Running the EPI2ME pipelines
For each pipeline, instructions are provided for running:
- From the command line
- On the Seqera Platform
- Using the EPI2ME desktop application
EPI2ME pipelines on Seqera Platform
Since EPI2ME pipelines include a nextflow_schema.json file, pipelines can be adapted for use with the Seqera Platform, leveraging Seqera’s interactive interface for launching and monitoring pipelines in their preferred HPC or cloud computing environment.
Seqera users can simply add EPI2ME pipelines to the Seqera Launchpad via Seqera Pipelines or by pointing to the EPI2ME GitHub repo and selecting a pipeline version.
After adding a tile for the EPI2ME pipeline in Seqera, users can launch pipelines to their preferred compute environments, monitor execution, and share resulting datasets and pipeline results.

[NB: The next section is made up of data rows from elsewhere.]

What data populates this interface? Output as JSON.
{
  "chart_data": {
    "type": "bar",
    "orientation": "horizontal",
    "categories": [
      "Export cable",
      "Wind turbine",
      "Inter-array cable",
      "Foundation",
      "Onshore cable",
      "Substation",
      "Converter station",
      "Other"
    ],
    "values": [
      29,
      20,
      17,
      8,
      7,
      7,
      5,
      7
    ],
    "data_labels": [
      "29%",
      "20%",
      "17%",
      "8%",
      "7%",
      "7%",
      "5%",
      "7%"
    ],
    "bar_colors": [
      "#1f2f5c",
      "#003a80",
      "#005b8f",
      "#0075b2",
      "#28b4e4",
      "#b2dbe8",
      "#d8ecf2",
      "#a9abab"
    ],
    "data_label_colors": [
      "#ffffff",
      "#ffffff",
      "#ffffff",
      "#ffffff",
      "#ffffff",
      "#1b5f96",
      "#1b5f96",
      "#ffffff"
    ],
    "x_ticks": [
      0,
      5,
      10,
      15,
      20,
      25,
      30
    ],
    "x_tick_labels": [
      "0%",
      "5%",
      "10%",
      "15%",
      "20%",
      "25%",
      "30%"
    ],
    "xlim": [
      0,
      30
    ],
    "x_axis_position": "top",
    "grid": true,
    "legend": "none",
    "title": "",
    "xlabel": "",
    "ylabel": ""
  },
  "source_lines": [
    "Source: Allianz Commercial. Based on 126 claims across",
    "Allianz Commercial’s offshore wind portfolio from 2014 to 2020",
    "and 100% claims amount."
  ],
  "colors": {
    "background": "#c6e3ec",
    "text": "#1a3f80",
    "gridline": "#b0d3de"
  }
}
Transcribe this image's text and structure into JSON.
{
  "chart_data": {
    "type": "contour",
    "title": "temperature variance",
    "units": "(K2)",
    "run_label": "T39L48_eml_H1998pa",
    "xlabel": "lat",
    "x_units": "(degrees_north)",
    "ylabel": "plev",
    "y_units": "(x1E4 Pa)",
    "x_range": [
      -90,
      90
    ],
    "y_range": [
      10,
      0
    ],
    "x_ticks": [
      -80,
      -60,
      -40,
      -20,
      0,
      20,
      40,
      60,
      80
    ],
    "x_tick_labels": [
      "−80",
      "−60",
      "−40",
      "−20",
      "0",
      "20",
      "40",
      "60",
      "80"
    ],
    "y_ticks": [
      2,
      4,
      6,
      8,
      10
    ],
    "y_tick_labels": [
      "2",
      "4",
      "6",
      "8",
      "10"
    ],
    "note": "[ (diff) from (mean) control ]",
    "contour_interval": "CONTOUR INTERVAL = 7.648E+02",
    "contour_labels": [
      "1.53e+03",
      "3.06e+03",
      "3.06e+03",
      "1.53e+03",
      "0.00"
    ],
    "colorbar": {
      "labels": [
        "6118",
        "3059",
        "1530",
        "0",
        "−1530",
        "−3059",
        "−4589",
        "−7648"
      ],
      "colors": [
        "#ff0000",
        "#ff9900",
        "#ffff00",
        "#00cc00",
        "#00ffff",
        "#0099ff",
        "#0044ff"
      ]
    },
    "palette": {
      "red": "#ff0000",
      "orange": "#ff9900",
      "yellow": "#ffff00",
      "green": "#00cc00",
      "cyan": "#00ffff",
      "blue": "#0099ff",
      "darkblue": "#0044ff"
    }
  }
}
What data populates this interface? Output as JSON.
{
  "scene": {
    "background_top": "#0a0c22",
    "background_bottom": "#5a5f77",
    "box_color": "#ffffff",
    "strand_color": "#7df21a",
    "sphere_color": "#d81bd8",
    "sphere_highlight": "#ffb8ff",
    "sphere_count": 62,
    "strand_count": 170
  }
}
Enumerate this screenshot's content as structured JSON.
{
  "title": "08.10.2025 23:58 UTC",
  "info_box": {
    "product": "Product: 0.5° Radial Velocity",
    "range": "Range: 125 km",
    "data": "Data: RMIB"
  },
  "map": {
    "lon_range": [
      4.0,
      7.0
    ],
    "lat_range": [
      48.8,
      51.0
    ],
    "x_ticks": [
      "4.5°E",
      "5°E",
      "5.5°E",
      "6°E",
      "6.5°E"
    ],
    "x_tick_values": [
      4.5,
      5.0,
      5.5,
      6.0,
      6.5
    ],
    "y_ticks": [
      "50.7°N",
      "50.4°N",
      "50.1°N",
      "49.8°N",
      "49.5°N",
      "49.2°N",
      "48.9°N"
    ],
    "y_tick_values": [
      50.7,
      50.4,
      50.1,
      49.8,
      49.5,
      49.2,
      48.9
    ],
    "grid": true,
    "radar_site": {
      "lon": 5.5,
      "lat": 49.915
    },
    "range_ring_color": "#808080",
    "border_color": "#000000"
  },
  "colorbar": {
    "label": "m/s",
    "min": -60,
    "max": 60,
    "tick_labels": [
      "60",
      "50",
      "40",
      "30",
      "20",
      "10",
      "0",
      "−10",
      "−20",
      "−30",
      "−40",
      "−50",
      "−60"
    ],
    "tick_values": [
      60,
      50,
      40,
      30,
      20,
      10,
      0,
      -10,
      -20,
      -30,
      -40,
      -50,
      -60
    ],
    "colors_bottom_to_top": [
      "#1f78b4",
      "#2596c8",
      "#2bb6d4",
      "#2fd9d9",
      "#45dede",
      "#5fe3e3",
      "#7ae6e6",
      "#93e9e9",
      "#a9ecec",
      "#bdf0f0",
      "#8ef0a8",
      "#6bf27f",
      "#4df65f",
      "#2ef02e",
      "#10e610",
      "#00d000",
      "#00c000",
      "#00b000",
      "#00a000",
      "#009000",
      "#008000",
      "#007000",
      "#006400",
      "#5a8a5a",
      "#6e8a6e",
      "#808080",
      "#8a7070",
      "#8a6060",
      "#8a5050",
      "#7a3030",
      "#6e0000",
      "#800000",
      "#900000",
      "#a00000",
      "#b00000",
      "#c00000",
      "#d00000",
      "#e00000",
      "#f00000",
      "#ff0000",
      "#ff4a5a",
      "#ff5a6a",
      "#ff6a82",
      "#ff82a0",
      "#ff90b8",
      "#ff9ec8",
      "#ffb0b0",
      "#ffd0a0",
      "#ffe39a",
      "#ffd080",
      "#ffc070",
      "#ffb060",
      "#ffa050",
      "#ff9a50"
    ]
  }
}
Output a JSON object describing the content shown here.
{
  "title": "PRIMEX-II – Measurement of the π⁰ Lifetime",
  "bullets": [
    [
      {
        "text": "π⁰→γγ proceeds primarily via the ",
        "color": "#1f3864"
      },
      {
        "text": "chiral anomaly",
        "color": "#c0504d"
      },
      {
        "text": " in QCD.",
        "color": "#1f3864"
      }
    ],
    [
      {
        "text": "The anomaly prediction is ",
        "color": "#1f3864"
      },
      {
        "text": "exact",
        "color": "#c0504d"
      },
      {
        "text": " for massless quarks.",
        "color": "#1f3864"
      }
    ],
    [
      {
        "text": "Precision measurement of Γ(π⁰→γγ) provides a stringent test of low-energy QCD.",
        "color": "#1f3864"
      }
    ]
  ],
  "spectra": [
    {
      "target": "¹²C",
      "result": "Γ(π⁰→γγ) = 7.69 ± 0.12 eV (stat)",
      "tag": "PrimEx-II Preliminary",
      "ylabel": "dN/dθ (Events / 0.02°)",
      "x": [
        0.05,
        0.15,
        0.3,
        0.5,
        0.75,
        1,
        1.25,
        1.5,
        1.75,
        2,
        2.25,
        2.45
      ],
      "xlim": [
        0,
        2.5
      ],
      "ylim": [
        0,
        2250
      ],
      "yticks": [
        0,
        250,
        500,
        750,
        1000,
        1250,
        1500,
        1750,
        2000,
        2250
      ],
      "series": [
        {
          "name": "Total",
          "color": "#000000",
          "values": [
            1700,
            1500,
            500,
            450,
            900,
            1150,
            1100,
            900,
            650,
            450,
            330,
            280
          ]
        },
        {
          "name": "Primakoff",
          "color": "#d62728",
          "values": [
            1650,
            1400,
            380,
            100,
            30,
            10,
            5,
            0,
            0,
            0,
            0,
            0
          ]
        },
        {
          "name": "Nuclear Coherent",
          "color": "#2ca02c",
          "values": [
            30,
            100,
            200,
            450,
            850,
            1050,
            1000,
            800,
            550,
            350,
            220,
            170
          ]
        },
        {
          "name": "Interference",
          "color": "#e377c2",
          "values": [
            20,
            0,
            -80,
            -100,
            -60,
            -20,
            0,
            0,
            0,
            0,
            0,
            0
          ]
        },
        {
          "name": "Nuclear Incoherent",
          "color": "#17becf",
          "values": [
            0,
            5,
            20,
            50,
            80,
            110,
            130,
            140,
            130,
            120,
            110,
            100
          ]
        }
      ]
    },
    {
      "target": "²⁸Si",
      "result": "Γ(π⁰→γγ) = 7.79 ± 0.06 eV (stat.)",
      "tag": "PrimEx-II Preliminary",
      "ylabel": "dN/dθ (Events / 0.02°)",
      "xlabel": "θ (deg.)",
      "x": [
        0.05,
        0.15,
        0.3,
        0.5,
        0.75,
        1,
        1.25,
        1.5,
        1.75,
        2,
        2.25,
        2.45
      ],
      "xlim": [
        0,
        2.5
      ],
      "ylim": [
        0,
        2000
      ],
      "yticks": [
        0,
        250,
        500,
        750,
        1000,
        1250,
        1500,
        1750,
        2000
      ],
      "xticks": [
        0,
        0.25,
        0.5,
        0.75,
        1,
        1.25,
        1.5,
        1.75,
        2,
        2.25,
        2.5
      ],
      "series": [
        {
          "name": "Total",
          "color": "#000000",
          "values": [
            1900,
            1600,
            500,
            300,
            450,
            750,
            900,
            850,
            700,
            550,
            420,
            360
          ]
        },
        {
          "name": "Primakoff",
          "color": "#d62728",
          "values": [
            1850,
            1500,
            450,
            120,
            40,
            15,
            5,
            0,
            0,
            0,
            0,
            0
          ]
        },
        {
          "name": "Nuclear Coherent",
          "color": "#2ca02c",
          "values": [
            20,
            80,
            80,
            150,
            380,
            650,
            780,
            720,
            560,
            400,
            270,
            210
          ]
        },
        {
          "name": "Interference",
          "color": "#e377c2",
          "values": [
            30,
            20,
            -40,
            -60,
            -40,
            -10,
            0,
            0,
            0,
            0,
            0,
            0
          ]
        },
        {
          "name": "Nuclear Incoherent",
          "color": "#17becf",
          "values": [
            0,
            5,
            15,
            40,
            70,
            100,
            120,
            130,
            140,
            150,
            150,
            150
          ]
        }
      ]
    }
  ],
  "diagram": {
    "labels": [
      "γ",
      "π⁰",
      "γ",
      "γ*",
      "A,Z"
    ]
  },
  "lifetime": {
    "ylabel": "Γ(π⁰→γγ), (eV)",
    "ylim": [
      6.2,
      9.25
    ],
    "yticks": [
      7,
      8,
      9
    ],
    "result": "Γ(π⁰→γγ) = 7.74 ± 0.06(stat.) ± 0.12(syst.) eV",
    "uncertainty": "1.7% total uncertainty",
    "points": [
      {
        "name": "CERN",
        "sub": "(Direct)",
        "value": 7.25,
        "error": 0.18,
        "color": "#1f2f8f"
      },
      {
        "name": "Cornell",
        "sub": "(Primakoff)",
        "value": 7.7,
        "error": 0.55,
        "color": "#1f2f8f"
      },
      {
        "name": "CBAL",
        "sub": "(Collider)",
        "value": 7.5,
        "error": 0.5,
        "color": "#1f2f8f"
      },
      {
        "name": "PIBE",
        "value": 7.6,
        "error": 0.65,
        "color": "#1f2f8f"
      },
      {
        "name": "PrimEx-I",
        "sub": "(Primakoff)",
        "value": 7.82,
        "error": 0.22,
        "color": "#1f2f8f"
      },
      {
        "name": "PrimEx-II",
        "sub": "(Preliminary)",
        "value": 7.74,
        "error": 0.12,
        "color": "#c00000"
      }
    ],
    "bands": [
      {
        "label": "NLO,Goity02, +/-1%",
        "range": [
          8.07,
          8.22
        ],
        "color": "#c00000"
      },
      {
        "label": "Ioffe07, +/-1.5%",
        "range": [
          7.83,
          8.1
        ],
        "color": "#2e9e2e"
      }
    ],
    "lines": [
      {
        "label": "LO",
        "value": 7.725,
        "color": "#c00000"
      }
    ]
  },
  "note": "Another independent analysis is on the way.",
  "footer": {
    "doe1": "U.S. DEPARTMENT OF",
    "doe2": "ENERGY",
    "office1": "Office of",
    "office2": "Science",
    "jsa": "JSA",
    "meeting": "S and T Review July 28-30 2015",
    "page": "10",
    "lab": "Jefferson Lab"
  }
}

EPI2ME pipelines using EPI2ME Desktop Application
Users can learn more about installing the EPI2ME desktop application here. This desktop tool uses Nextflow and Docker to run bioinformatics workflows and provides an intuitive, easy-to-use interface. With the EPI2ME desktop application, users can launch EPI2ME workflows and other Nextflow pipelines from their choice of desktop environment including Windows (via Windows Subsystem for Linux, WSL), MacOS, or Linux.
Conclusion
EPI2ME provides a comprehensive and valuable collection of Nextflow pipelines developed and made available by Oxford Nanopore, catering to a wide range of bioinformatics use cases. These pipelines can be deployed on both Seqera Platform and the EPI2ME Desktop application.